Deeds Done But Not Forgotten

Last week I was honored to be asked by Melanie Davis, Executive Director of the Adcraft Club, to serve as a “storyteller” at an event in Ferndale where participants were asked to detail embarrassing moments in the workplace. When she first made the request, it all seemed simple enough; yet, as I gave it more thought I realized that narrowing my story down to just one incident was going to be a major challenge.

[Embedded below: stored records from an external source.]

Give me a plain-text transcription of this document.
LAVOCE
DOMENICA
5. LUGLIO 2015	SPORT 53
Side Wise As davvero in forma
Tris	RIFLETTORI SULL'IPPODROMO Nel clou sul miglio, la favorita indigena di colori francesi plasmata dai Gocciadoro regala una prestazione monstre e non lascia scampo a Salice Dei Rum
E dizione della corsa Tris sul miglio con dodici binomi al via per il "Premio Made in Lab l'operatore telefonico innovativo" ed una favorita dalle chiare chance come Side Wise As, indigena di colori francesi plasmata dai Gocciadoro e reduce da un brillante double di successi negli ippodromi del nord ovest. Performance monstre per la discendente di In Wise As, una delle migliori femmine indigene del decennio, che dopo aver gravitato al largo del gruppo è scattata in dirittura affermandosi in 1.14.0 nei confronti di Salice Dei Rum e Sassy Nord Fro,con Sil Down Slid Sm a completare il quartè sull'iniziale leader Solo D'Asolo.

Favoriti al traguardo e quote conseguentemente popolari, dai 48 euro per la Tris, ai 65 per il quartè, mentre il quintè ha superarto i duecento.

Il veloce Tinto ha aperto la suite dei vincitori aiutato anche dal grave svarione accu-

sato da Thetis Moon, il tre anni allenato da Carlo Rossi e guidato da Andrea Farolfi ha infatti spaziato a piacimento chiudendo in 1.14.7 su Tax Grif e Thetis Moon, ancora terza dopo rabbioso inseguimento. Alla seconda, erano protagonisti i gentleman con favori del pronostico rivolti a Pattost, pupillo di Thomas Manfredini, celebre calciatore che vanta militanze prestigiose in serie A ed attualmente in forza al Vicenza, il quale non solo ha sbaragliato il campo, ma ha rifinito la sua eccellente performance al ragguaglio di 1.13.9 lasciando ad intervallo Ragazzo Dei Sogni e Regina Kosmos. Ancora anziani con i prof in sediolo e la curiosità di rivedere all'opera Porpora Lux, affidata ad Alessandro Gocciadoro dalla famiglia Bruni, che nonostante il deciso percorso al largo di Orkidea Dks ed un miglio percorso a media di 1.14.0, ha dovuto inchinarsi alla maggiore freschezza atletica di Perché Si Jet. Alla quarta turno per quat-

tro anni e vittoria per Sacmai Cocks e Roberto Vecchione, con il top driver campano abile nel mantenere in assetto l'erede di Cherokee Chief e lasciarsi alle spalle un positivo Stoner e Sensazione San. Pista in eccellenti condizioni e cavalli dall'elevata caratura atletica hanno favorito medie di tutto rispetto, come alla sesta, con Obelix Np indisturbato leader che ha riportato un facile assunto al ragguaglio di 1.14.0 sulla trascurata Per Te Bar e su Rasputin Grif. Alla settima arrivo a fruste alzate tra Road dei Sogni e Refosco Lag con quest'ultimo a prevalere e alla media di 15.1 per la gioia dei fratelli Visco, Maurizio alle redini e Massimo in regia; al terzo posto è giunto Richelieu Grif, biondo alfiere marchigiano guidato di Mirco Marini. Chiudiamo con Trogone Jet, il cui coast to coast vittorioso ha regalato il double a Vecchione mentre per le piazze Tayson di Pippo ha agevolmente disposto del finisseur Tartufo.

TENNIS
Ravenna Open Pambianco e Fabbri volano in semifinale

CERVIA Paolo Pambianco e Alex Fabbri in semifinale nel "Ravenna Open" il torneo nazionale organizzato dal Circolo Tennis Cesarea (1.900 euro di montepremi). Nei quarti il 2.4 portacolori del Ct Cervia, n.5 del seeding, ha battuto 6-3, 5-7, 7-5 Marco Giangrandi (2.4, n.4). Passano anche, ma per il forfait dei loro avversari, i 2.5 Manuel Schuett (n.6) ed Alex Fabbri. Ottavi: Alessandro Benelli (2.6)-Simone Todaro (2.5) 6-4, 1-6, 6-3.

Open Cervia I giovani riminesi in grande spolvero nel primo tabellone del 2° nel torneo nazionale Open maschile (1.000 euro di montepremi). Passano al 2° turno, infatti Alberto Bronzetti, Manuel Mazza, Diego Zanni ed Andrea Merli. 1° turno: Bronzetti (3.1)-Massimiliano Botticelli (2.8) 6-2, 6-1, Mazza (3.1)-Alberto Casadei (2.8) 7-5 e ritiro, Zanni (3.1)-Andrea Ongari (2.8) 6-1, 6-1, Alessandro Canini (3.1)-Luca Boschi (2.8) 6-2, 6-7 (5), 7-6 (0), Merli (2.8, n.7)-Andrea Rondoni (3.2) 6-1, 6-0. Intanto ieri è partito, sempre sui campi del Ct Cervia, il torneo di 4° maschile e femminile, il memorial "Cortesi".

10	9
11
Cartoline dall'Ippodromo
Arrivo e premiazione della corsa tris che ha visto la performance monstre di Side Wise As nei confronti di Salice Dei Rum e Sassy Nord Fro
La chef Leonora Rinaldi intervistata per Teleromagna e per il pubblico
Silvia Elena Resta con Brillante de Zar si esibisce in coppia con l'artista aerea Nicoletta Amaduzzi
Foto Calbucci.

After all, as a former disk jockey, journalist and public relations professional, I have experienced my fair share of uncomfortable if not disturbing moments, including those inflicted by colleagues on others. A phone thrown at a co-worker, being belittled in front of clients, being yelled at in front of colleagues, having my family’s insurance shut off without notice, viewing executive in-office tantrums entailing the picking of fights and destruction of company assets.

It is interesting that when we take an inventory of such “blasts from the past” we realize what a lasting impression such incidents make. To be sure, when they occur it is almost like watching a movie – you can’t believe the situation is actually taking place in a supposedly civilized world! Forgiving (including coming to the realization that the perpetuators of such events are weak and insecure if not sick) is possible but forgetting is another thing altogether. One does move on, however, with lessons learned and a roadmap for the right way to treat people.

By the way, I chose to describe to eventgoers a more positive but at the time embarrassing experience: a guerilla PR stunt for one of the world’s largest OEMs in the desert of Roswell that went slightly awry. Luckily that event was carried out with teammates who were true professionals (thus, when elements went wrong there was no yelling or belittling or finger pointing) and remains a memory I’ll always remember – in a good way.